Literary genius George Saunders first-ever novel does not disappoint. Set a year into the Civil War, it begins with the death of President Lincoln’s beloved son, who winds up in a bizarre purgatory (the Tibetan bardo) populated with specific, yet universally recognizable ghosts. It is strange and hilarious and sad, full of poignant lessons on community, what it means to be a good citizen, the significance of life and death—and, really, it’s a form and narrative altogether different from the novel. The beginning of Lincoln in the Bardo can be disorienting, as you try to wrap your mind around the various voices and texts (real? fake?) that turn up in Saunders’s take on oral history—but just keep going; you don’t have to get it right away (or all of it, ever), and it’s well worth the ride. (Audio people: Check out the audiobook, which has a 150-plus person cast, including the author, Nick Offerman, David Sedaris, Lena Dunham.)
If there is one book everyone should read ASAP, it is Mohsin Hamid’s Exit West (out March 7, add to cart now). Short, unsentimental, deeply intimate, and so very powerful, it opens in an unknown country that tips into a civil war, destroying the city where a man and woman have begun to fall in love. Here’s the twist: Doors are discovered inside random homes and buildings that have the potential to transport refugees (and others) to cities and countries around the globe. What unfolds is a thought-provoking tale, of the way place and circumstance can change a relationship, that also has the ability to change the way we think about our migratory world.
Admittedly, we’d read (and likely love) anything by Will Schwalbe, whose last book was the bestselling memoir, The End of Your Life Book Club, about his relationship with his mother. Now, he’s written a pleasantly meandering cross between memoir and narrative that is also another kind of love letter to books—with each chapter focusing on a book that helped him better understand a pivotal moment in time/life.

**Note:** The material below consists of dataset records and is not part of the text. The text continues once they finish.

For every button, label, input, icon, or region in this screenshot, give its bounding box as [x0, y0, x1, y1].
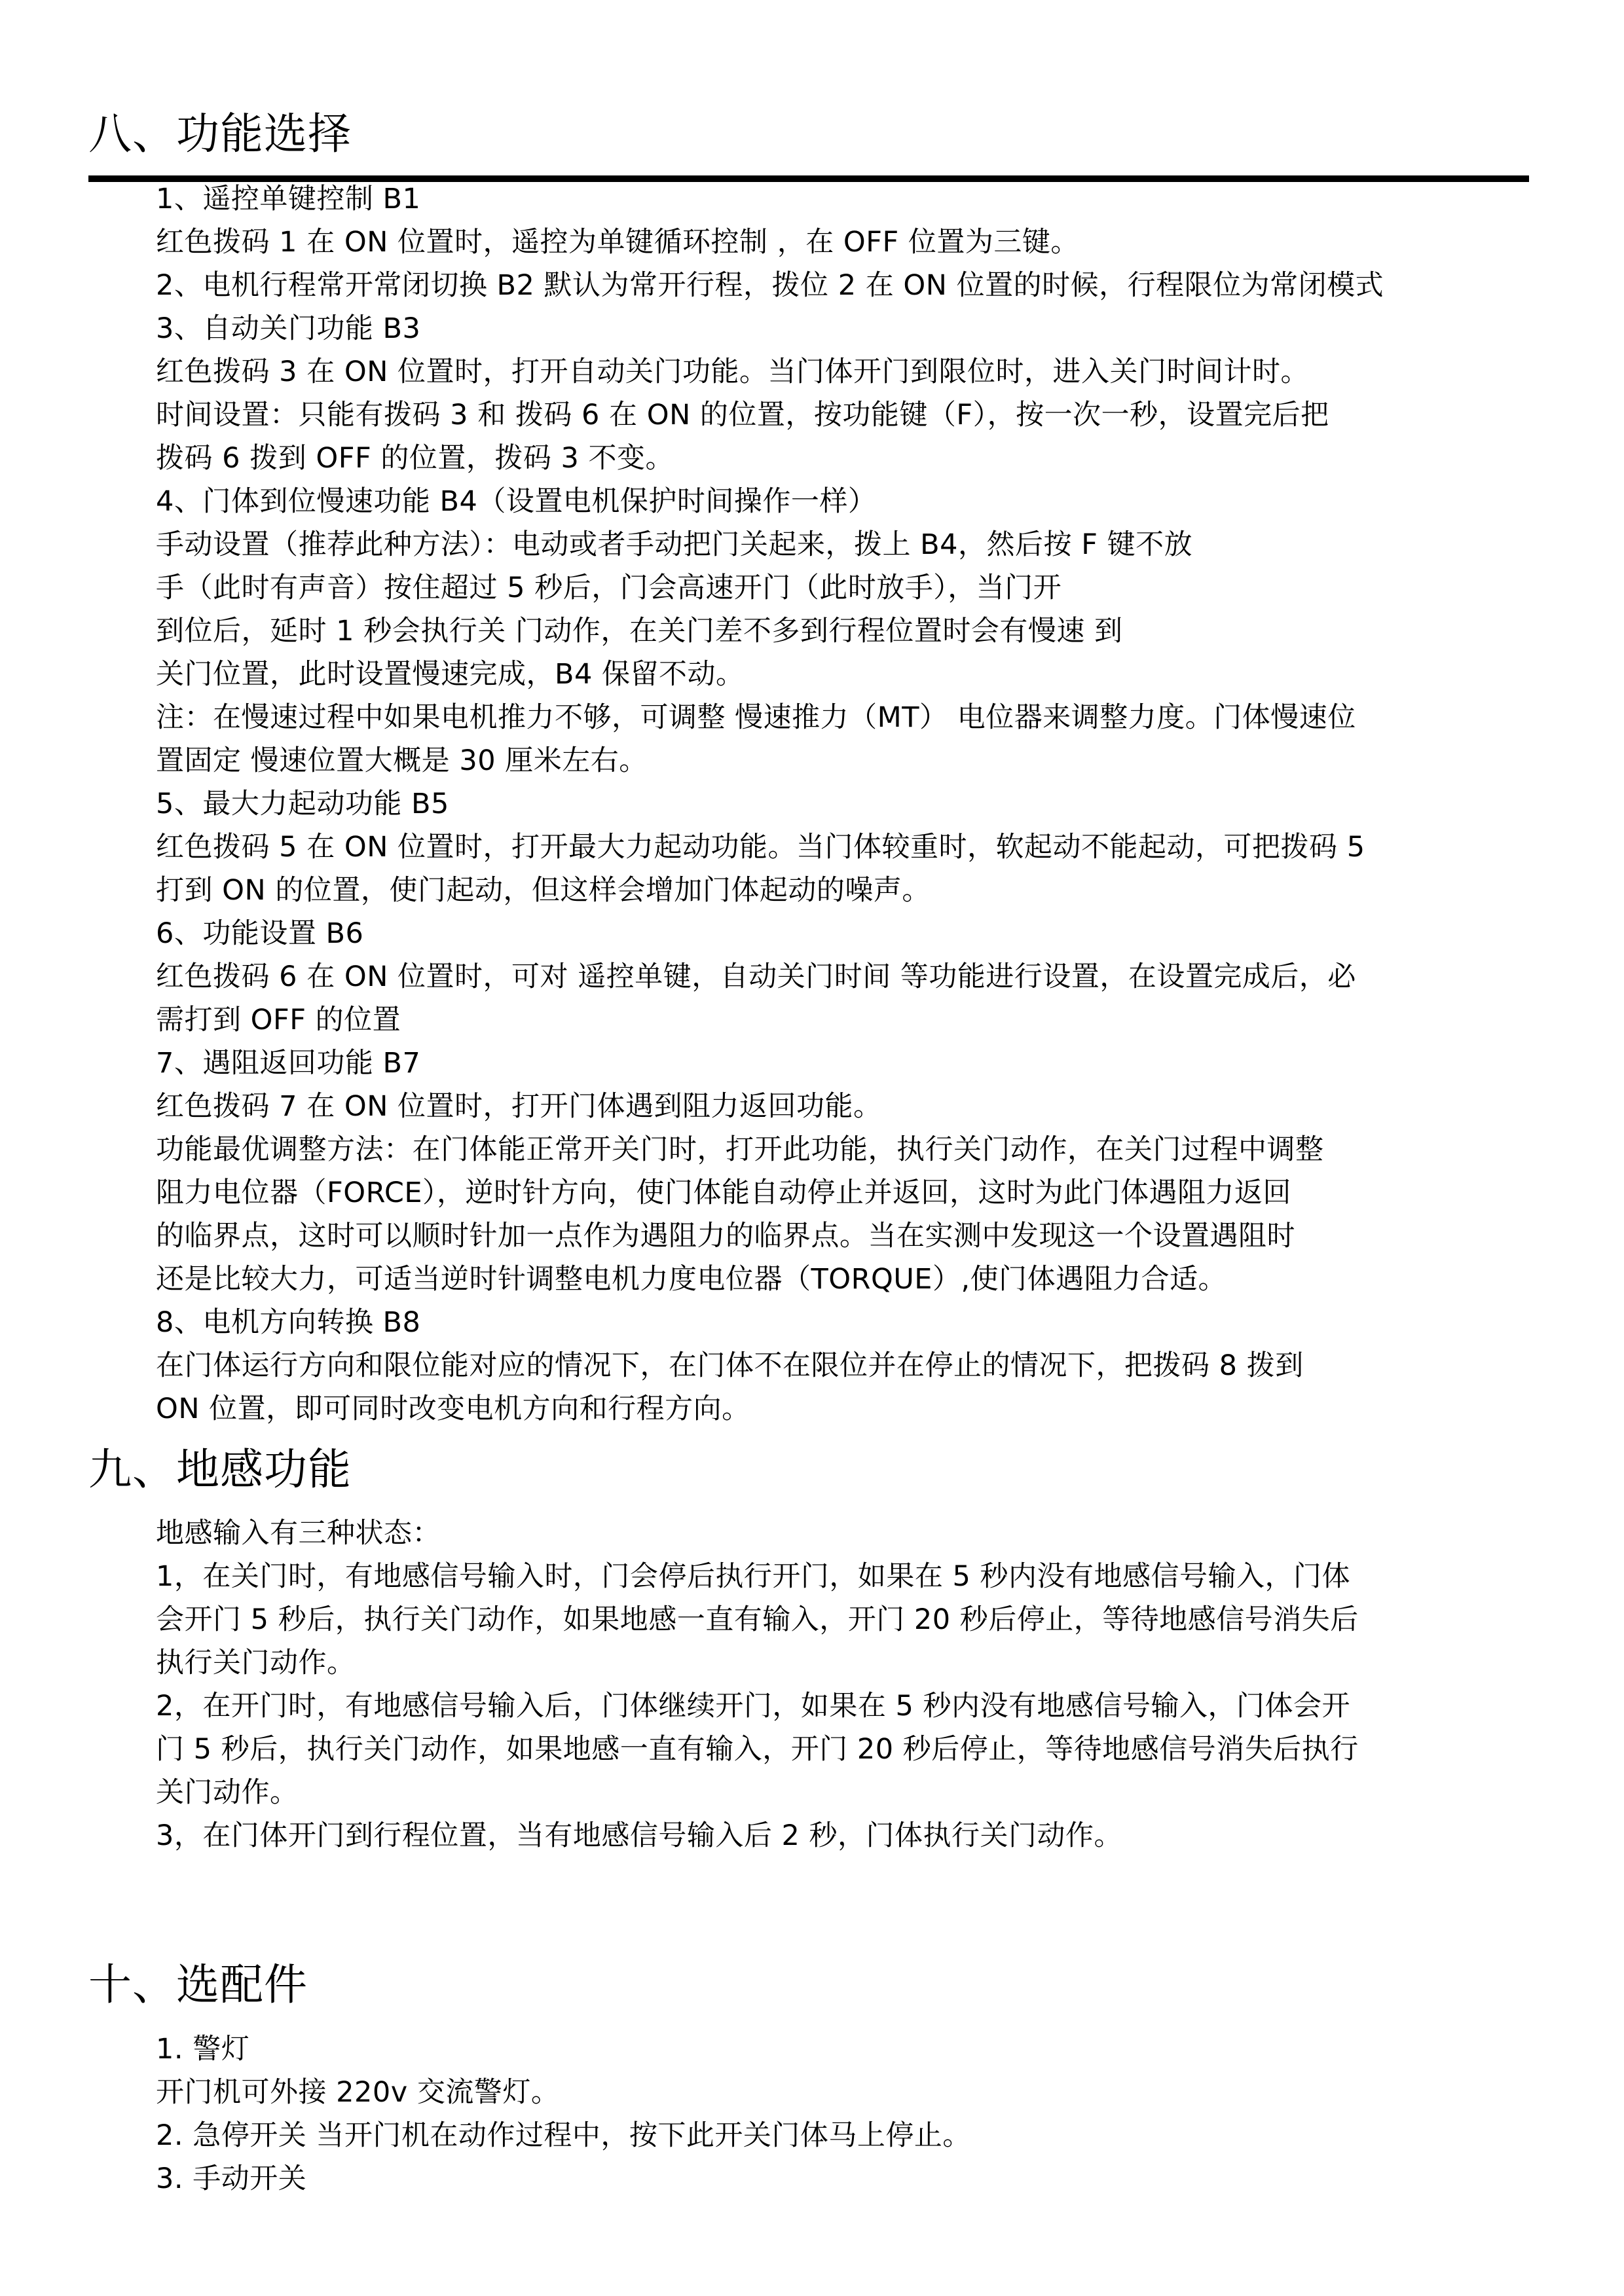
- item-title-b1: 1、遥控单键控制 B1: [156, 181, 420, 217]
- paragraph-line: 关门动作。: [156, 1774, 299, 1811]
- paragraph-line: 红色拨码 3 在 ON 位置时，打开自动关门功能。当门体开门到限位时，进入关门时…: [156, 354, 1309, 390]
- item-title-b3: 3、自动关门功能 B3: [156, 310, 420, 347]
- accessory-item: 2. 急停开关 当开门机在动作过程中，按下此开关门体马上停止。: [156, 2117, 971, 2154]
- paragraph-line: 执行关门动作。: [156, 1645, 356, 1681]
- section-heading-ground-sensor: 九、地感功能: [88, 1444, 352, 1496]
- section-heading-optional-accessories: 十、选配件: [88, 1959, 308, 2011]
- paragraph-line: 2，在开门时，有地感信号输入后，门体继续开门，如果在 5 秒内没有地感信号输入，…: [156, 1688, 1350, 1724]
- item-title-b4: 4、门体到位慢速功能 B4（设置电机保护时间操作一样）: [156, 483, 876, 520]
- accessory-item: 3. 手动开关: [156, 2160, 306, 2197]
- paragraph-line: 拨码 6 拨到 OFF 的位置，拨码 3 不变。: [156, 440, 674, 477]
- paragraph-line: 到位后，延时 1 秒会执行关 门动作，在关门差不多到行程位置时会有慢速 到: [156, 613, 1123, 649]
- section-heading-function-selection: 八、功能选择: [88, 108, 352, 160]
- paragraph-line: 需打到 OFF 的位置: [156, 1002, 401, 1038]
- paragraph-line: 手（此时有声音）按住超过 5 秒后，门会高速开门（此时放手），当门开: [156, 570, 1061, 606]
- paragraph-line: 地感输入有三种状态：: [156, 1515, 441, 1552]
- paragraph-line: 1，在关门时，有地感信号输入时，门会停后执行开门，如果在 5 秒内没有地感信号输…: [156, 1558, 1350, 1595]
- item-title-b2: 2、电机行程常开常闭切换 B2 默认为常开行程，拨位 2 在 ON 位置的时候，…: [156, 267, 1384, 304]
- paragraph-line: 功能最优调整方法：在门体能正常开关门时，打开此功能，执行关门动作，在关门过程中调…: [156, 1131, 1324, 1168]
- paragraph-line: 阻力电位器（FORCE），逆时针方向，使门体能自动停止并返回，这时为此门体遇阻力…: [156, 1175, 1291, 1211]
- document-page: 八、功能选择 1、遥控单键控制 B1 红色拨码 1 在 ON 位置时，遥控为单键…: [0, 0, 1624, 2296]
- paragraph-line: 开门机可外接 220v 交流警灯。: [156, 2074, 559, 2111]
- accessory-item: 1. 警灯: [156, 2031, 249, 2068]
- paragraph-line: 还是比较大力，可适当逆时针调整电机力度电位器（TORQUE）,使门体遇阻力合适。: [156, 1261, 1227, 1298]
- paragraph-line: 红色拨码 7 在 ON 位置时，打开门体遇到阻力返回功能。: [156, 1088, 882, 1125]
- note-line: 注：在慢速过程中如果电机推力不够，可调整 慢速推力（MT） 电位器来调整力度。门…: [156, 699, 1356, 736]
- paragraph-line: 红色拨码 6 在 ON 位置时，可对 遥控单键，自动关门时间 等功能进行设置，在…: [156, 958, 1356, 995]
- paragraph-line: 打到 ON 的位置，使门起动，但这样会增加门体起动的噪声。: [156, 872, 931, 909]
- paragraph-line: 的临界点，这时可以顺时针加一点作为遇阻力的临界点。当在实测中发现这一个设置遇阻时: [156, 1218, 1295, 1254]
- paragraph-line: 会开门 5 秒后，执行关门动作，如果地感一直有输入，开门 20 秒后停止，等待地…: [156, 1601, 1359, 1638]
- paragraph-line: 在门体运行方向和限位能对应的情况下，在门体不在限位并在停止的情况下，把拨码 8 …: [156, 1347, 1304, 1384]
- paragraph-line: 红色拨码 1 在 ON 位置时，遥控为单键循环控制 ，在 OFF 位置为三键。: [156, 224, 1079, 261]
- item-title-b5: 5、最大力起动功能 B5: [156, 786, 449, 822]
- note-line: 置固定 慢速位置大概是 30 厘米左右。: [156, 742, 648, 779]
- paragraph-line: 红色拨码 5 在 ON 位置时，打开最大力起动功能。当门体较重时，软起动不能起动…: [156, 829, 1365, 866]
- paragraph-line: 3，在门体开门到行程位置，当有地感信号输入后 2 秒，门体执行关门动作。: [156, 1817, 1122, 1854]
- paragraph-line: 关门位置，此时设置慢速完成，B4 保留不动。: [156, 656, 745, 693]
- paragraph-line: 手动设置（推荐此种方法）：电动或者手动把门关起来，拨上 B4，然后按 F 键不放: [156, 526, 1192, 563]
- paragraph-line: 门 5 秒后，执行关门动作，如果地感一直有输入，开门 20 秒后停止，等待地感信…: [156, 1731, 1359, 1768]
- item-title-b6: 6、功能设置 B6: [156, 915, 363, 952]
- item-title-b7: 7、遇阻返回功能 B7: [156, 1045, 420, 1082]
- paragraph-line: 时间设置：只能有拨码 3 和 拨码 6 在 ON 的位置，按功能键（F），按一次…: [156, 397, 1329, 433]
- paragraph-line: ON 位置，即可同时改变电机方向和行程方向。: [156, 1391, 750, 1427]
- item-title-b8: 8、电机方向转换 B8: [156, 1304, 420, 1341]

Carefully and coldly told with a gorgeous economy of words, this tells the story of a woman who follows her estranged husband to Greece—at the behest of his mother. This is a quick, though not particularly easy read that stays with you after the last page is turned.
This debut novel—from a rising writer, who is also an editor of some of Random House’s best fiction—chronicles a couple’s flawed journey to carve their separate paths in NYC post college. The Futures is so acutely drawn—we were transported back to our younger selves and that universal feeling of trying to make sense of an uncertain future ahead.
Recently released Idaho, set in a beautiful, haunting landscape in the north of the state is inarguably exquisitely written—but it’s not going to be for everyone. The premise at its heart—the most horrific family tragedy—makes for a gut-wrenching read. If you can stomach it, though, you’ll be blown away by the dignity and truth that Ruskovich unearths in the least expected of places.
Playwright and filmmaker, Kathleen Collins, who passed away in 1988, has begun to receive the acclaim and celebration she so deserves. Pulled from her unpublished work—Collins was also a writer—the sixteen stories in Whatever Happened to Interracial Love serve to share a poignant perspective on the social and political issues that the world still grapples with today.
One of the most exciting books of the last few months, The Mothers takes on a difficult subject (abortion) in a way that perfectly illuminates its incipient agonies.